Recently the Prime Minister of Mauritius, Navin Ramgoolam, said on the radio that there was no "evidence" of police brutality. The Association, JUSTICE, in which a number of Lalit militants are active, organized an action in response to his statement.
12 people who have been victims of police brutality themselves, and two widows who lost their husbands through police violence, met together with other JUSTICE members at the Human Rights monument on 8 December at Caudan Waterfront. They each had 150 copies of their testimony. "This is evidence", Bindoo Ramlogun said. Her huband, Rajesh, was beaten up in police custody in January 2006 and died as a result. They then selected a delegation to leave all the testimonies with at the Prime Minister's Office. The time of the demonstration coincided with the Cabinet of Ministers' weekly meeting, so as to emphasise the responsibility of the Cabinet, and in particular the Prime Minister who is also Minister of the Interior. The victims then distributed copies of the testimony to the public, and gave dossiers to the press.

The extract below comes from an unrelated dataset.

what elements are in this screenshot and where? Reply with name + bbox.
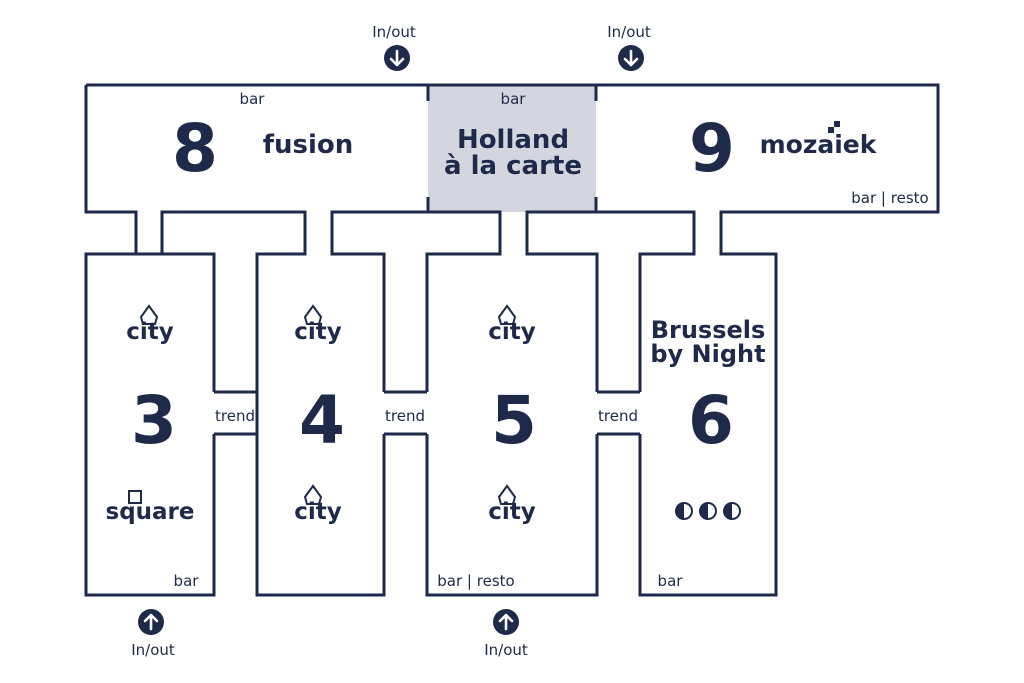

In fact, the year 2006 has seen two relative victories over police violence, although it has continued unabated. Ms. Martine Desmarais won a damages case against the State and the notorious ASP Raddooa, and Ms. Veronique Topize, widow of Kaya, the famous singer who died in police custody, has received an out-of-court settlement from the State for his death. JUSTICE has also alerted all the associations in Mauritius about the failure of the National Human Rights Commission to stop police brutality.